Vittorio Feltri interviene sul caso di Davide Cavallo, accoltellato a Milano per 50 euro: “Lo Stato non può perdonare al posto nostro”.
La lettera di Davide Simone Cavallo, 22 anni, studente della Bocconi, aggredito e accoltellato a Milano nella notte del 12 ottobre 2025, continua a suscitare reazioni nel dibattito pubblico. Il giovane ha raccontato di essere stato rapinato per una banconota da 50 euro e ferito con una coltellata, riportando conseguenze gravissime.
Nella sua testimonianza, pubblicata a pochi giorni dall’avvio della causa legale fissata per il 20 maggio, Davide Simone Cavallo ha scritto: “A volte ancora la sento, la coltellata”. E ancora: “Io non dovrei essere qui… Perché non mi sento le gambe?”.
Nel testo, il ragazzo ha spiegato di non odiare chi lo ha aggredito, parlando di compassione e di perdono. Un passaggio che ha colpito anche Vittorio Feltri, intervenuto sul caso con una riflessione dedicata al rapporto tra dolore, giustizia e responsabilità dello Stato.
La vicenda è stata ricostruita da più testate nazionali, che hanno riportato la lettera del giovane e il riferimento alla rapina avvenuta nella zona di Corso Como.
Nel suo intervento, Vittorio Feltri ha sottolineato la forza del perdono espresso da Davide Simone Cavallo, distinguendolo però dal compito della giustizia.
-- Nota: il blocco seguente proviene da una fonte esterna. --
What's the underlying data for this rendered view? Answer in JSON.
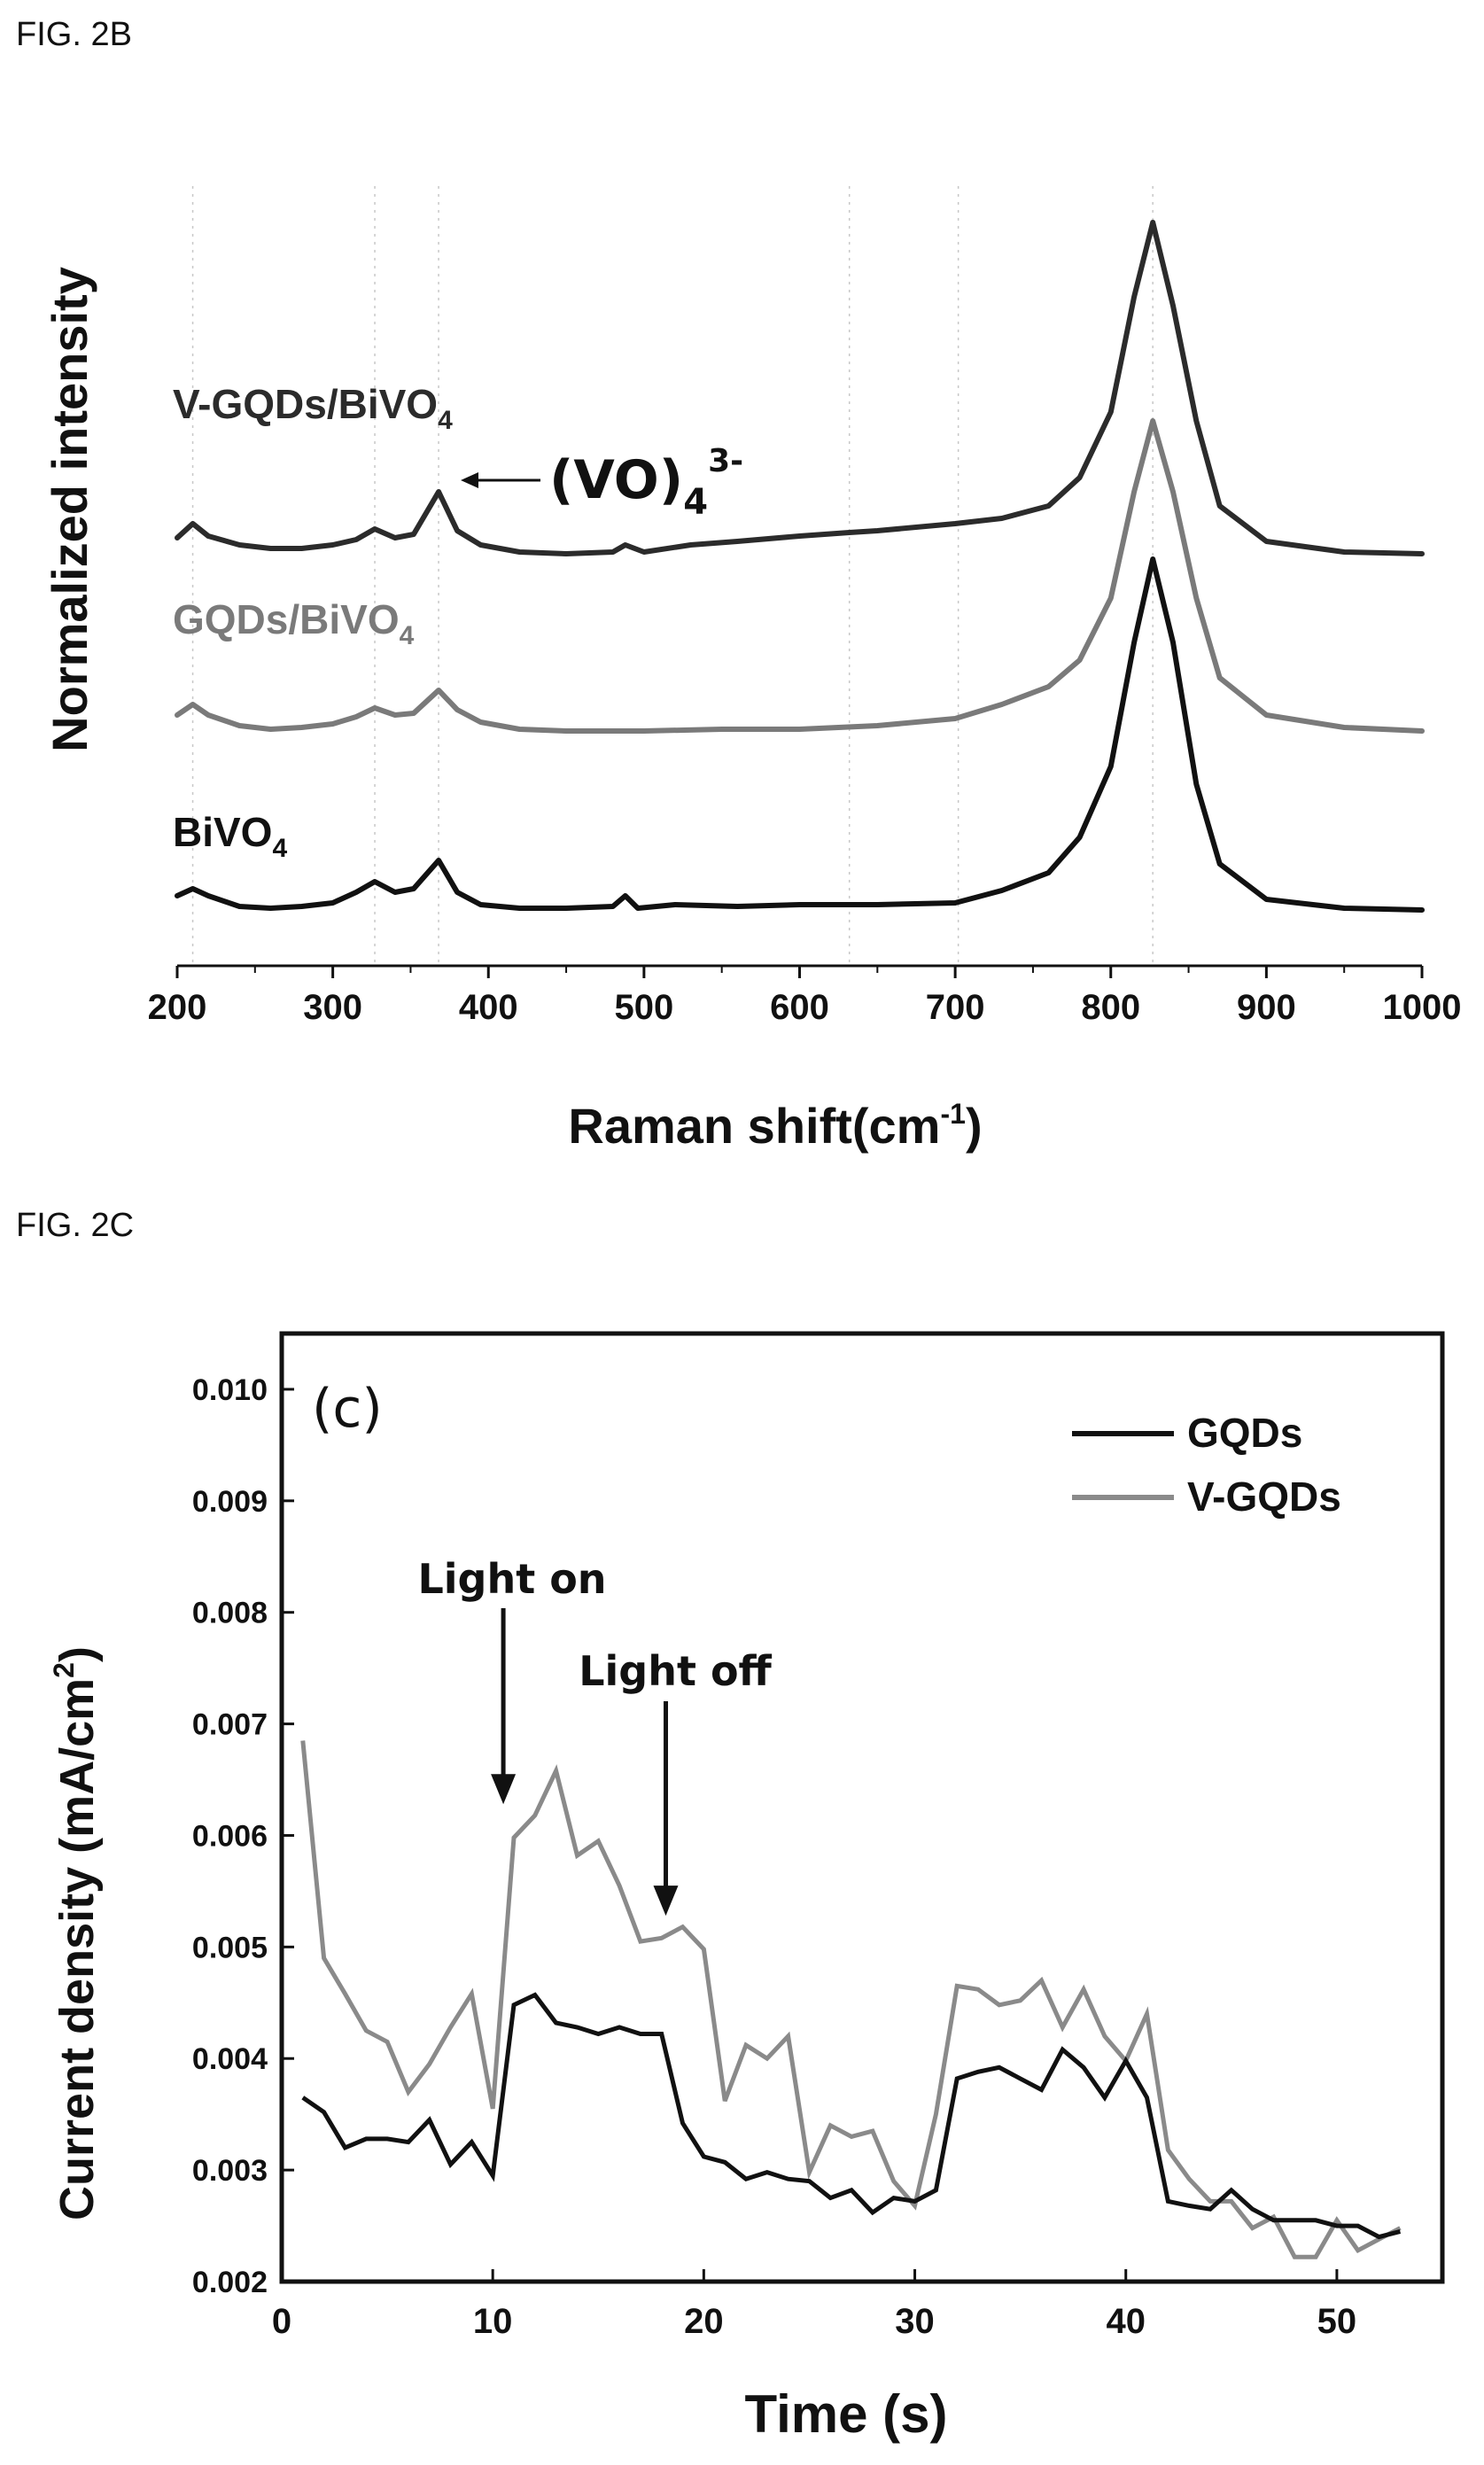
{
  "figures": {
    "fig2b_label": "FIG. 2B",
    "fig2c_label": "FIG. 2C"
  },
  "colors": {
    "black": "#111111",
    "dark": "#2b2b2b",
    "gray": "#7a7a7a",
    "light_gray": "#8a8a8a"
  },
  "chart_data": [
    {
      "type": "line",
      "xlabel": "Raman shift(cm",
      "xlabel_sup": "-1",
      "xlabel_end": ")",
      "ylabel": "Normalized intensity",
      "xlim": [
        200,
        1000
      ],
      "x_ticks": [
        200,
        300,
        400,
        500,
        600,
        700,
        800,
        900,
        1000
      ],
      "y_ticks_shown": false,
      "reference_lines_x": [
        210,
        327,
        368,
        632,
        702,
        827
      ],
      "annotation": {
        "text": "(VO)",
        "sub": "4",
        "sup": "3-",
        "x": 368
      },
      "series": [
        {
          "name": "V-GQDs/BiVO",
          "name_sub": "4",
          "offset": 2.0,
          "color": "#2b2b2b",
          "x": [
            200,
            210,
            220,
            240,
            260,
            280,
            300,
            315,
            327,
            340,
            352,
            368,
            380,
            395,
            420,
            450,
            480,
            488,
            500,
            530,
            560,
            600,
            632,
            650,
            700,
            730,
            760,
            780,
            800,
            815,
            827,
            840,
            855,
            870,
            900,
            950,
            1000
          ],
          "y": [
            0.14,
            0.22,
            0.15,
            0.1,
            0.08,
            0.08,
            0.1,
            0.13,
            0.19,
            0.14,
            0.16,
            0.4,
            0.18,
            0.1,
            0.06,
            0.05,
            0.06,
            0.1,
            0.06,
            0.1,
            0.12,
            0.15,
            0.17,
            0.18,
            0.22,
            0.25,
            0.32,
            0.48,
            0.85,
            1.5,
            1.92,
            1.45,
            0.8,
            0.32,
            0.12,
            0.06,
            0.05
          ]
        },
        {
          "name": "GQDs/BiVO",
          "name_sub": "4",
          "offset": 1.0,
          "color": "#7a7a7a",
          "x": [
            200,
            210,
            220,
            240,
            260,
            280,
            300,
            315,
            327,
            340,
            352,
            368,
            380,
            395,
            420,
            450,
            480,
            500,
            550,
            600,
            650,
            700,
            730,
            760,
            780,
            800,
            815,
            827,
            840,
            855,
            870,
            900,
            950,
            1000
          ],
          "y": [
            0.14,
            0.2,
            0.14,
            0.08,
            0.06,
            0.07,
            0.09,
            0.13,
            0.18,
            0.14,
            0.15,
            0.28,
            0.17,
            0.1,
            0.06,
            0.05,
            0.05,
            0.05,
            0.06,
            0.06,
            0.08,
            0.12,
            0.2,
            0.3,
            0.45,
            0.8,
            1.4,
            1.8,
            1.4,
            0.8,
            0.35,
            0.14,
            0.07,
            0.05
          ]
        },
        {
          "name": "BiVO",
          "name_sub": "4",
          "offset": 0.0,
          "color": "#111111",
          "x": [
            200,
            210,
            220,
            240,
            260,
            280,
            300,
            315,
            327,
            340,
            352,
            368,
            380,
            395,
            420,
            450,
            480,
            488,
            496,
            520,
            560,
            600,
            632,
            650,
            700,
            730,
            760,
            780,
            800,
            815,
            827,
            840,
            855,
            870,
            900,
            950,
            1000
          ],
          "y": [
            0.12,
            0.16,
            0.12,
            0.06,
            0.05,
            0.06,
            0.08,
            0.14,
            0.2,
            0.14,
            0.16,
            0.32,
            0.14,
            0.07,
            0.05,
            0.05,
            0.06,
            0.12,
            0.05,
            0.07,
            0.06,
            0.07,
            0.07,
            0.07,
            0.08,
            0.15,
            0.25,
            0.45,
            0.85,
            1.55,
            2.02,
            1.55,
            0.75,
            0.3,
            0.1,
            0.05,
            0.04
          ]
        }
      ]
    },
    {
      "type": "line",
      "inset_text": "(c)",
      "xlabel": "Time (s)",
      "ylabel": "Current density (mA/cm",
      "ylabel_sup": "2",
      "ylabel_end": ")",
      "xlim": [
        0,
        55
      ],
      "ylim": [
        0.002,
        0.0105
      ],
      "x_ticks": [
        0,
        10,
        20,
        30,
        40,
        50
      ],
      "y_ticks": [
        "0.002",
        "0.003",
        "0.004",
        "0.005",
        "0.006",
        "0.007",
        "0.008",
        "0.009",
        "0.010"
      ],
      "legend_position": "top-right",
      "annotations": [
        {
          "text": "Light on",
          "x": 10.5,
          "y_tip": 0.00628
        },
        {
          "text": "Light off",
          "x": 18.2,
          "y_tip": 0.00528
        }
      ],
      "series": [
        {
          "name": "GQDs",
          "color": "#111111",
          "x": [
            1,
            2,
            3,
            4,
            5,
            6,
            7,
            8,
            9,
            10,
            11,
            12,
            13,
            14,
            15,
            16,
            17,
            18,
            19,
            20,
            21,
            22,
            23,
            24,
            25,
            26,
            27,
            28,
            29,
            30,
            31,
            32,
            33,
            34,
            35,
            36,
            37,
            38,
            39,
            40,
            41,
            42,
            43,
            44,
            45,
            46,
            47,
            48,
            49,
            50,
            51,
            52,
            53
          ],
          "y": [
            0.00365,
            0.00352,
            0.0032,
            0.00328,
            0.00328,
            0.00325,
            0.00345,
            0.00305,
            0.00325,
            0.00295,
            0.00448,
            0.00457,
            0.00432,
            0.00428,
            0.00422,
            0.00428,
            0.00422,
            0.00422,
            0.00342,
            0.00312,
            0.00307,
            0.00292,
            0.00298,
            0.00292,
            0.0029,
            0.00275,
            0.00282,
            0.00262,
            0.00275,
            0.00272,
            0.00282,
            0.00382,
            0.00388,
            0.00392,
            0.00382,
            0.00372,
            0.00408,
            0.00392,
            0.00365,
            0.00398,
            0.00365,
            0.00272,
            0.00268,
            0.00265,
            0.00282,
            0.00265,
            0.00255,
            0.00255,
            0.00255,
            0.0025,
            0.0025,
            0.0024,
            0.00245
          ]
        },
        {
          "name": "V-GQDs",
          "color": "#8a8a8a",
          "x": [
            1,
            2,
            3,
            4,
            5,
            6,
            7,
            8,
            9,
            10,
            11,
            12,
            13,
            14,
            15,
            16,
            17,
            18,
            19,
            20,
            21,
            22,
            23,
            24,
            25,
            26,
            27,
            28,
            29,
            30,
            31,
            32,
            33,
            34,
            35,
            36,
            37,
            38,
            39,
            40,
            41,
            42,
            43,
            44,
            45,
            46,
            47,
            48,
            49,
            50,
            51,
            52,
            53
          ],
          "y": [
            0.00685,
            0.0049,
            0.00458,
            0.00425,
            0.00415,
            0.0037,
            0.00395,
            0.00428,
            0.00458,
            0.00355,
            0.00598,
            0.00618,
            0.00658,
            0.00582,
            0.00595,
            0.00555,
            0.00505,
            0.00508,
            0.00518,
            0.00498,
            0.00362,
            0.00412,
            0.004,
            0.0042,
            0.00298,
            0.0034,
            0.0033,
            0.00335,
            0.0029,
            0.00268,
            0.0035,
            0.00465,
            0.00462,
            0.00448,
            0.00452,
            0.0047,
            0.00428,
            0.00462,
            0.0042,
            0.00398,
            0.0044,
            0.00318,
            0.00292,
            0.00272,
            0.00272,
            0.00248,
            0.00258,
            0.00222,
            0.00222,
            0.00255,
            0.00228,
            0.00238,
            0.00248
          ]
        }
      ]
    }
  ]
}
“Davide ha scelto il perdono”, ha scritto il giornalista, definendo quella decisione “nobile” e collegandola a una dimensione personale che non può diventare una linea pubblica per lo Stato. Il punto centrale della sua riflessione è racchiuso in una frase:
“Lo Stato non può permettersi il lusso di perdonare al posto nostro”. Secondo Feltri, la pena non deve essere confusa con la vendetta, ma resta lo strumento attraverso cui una società tutela i cittadini e interviene davanti a reati gravi. “La pena non è vendetta. La pena è difesa della società”, ha aggiunto.
Il giornalista ha poi insistito sul rischio di minimizzare episodi di violenza commessi da gruppi di giovanissimi, richiamando il caso di Davide Simone Cavallo come esempio di una ferita che non riguarda soltanto la vittima, ma anche il senso di sicurezza nelle città.
La riflessione di Feltri si concentra anche sulle conseguenze concrete dell’aggressione: la perdita dell’autonomia, il cambiamento della vita quotidiana e il peso che ricade sulla famiglia della vittima.
Nel testo viene respinta l’idea che una vita con disabilità abbia minor valore, ma si evidenzia la gravità di una condizione imposta a un ragazzo di 22 anni da un’aggressione per pochi soldi.
Il passaggio più duro riguarda gli aggressori: secondo quanto riportato nel commento, alcuni di loro, dopo il fermo, avrebbero sperato che Davide Simone Cavallo morisse.
Su questo punto, trattandosi di una circostanza molto delicata, prima della pubblicazione è opportuno verificare gli atti giudiziari o una fonte investigativa diretta.
La parte finale dell’intervento affida alla giustizia un compito preciso: punire non per vendetta, ma per impedire che condotte violente restino senza conseguenze. In questa prospettiva, il perdono della vittima resta una scelta individuale, mentre la risposta dello Stato appartiene al piano della legge.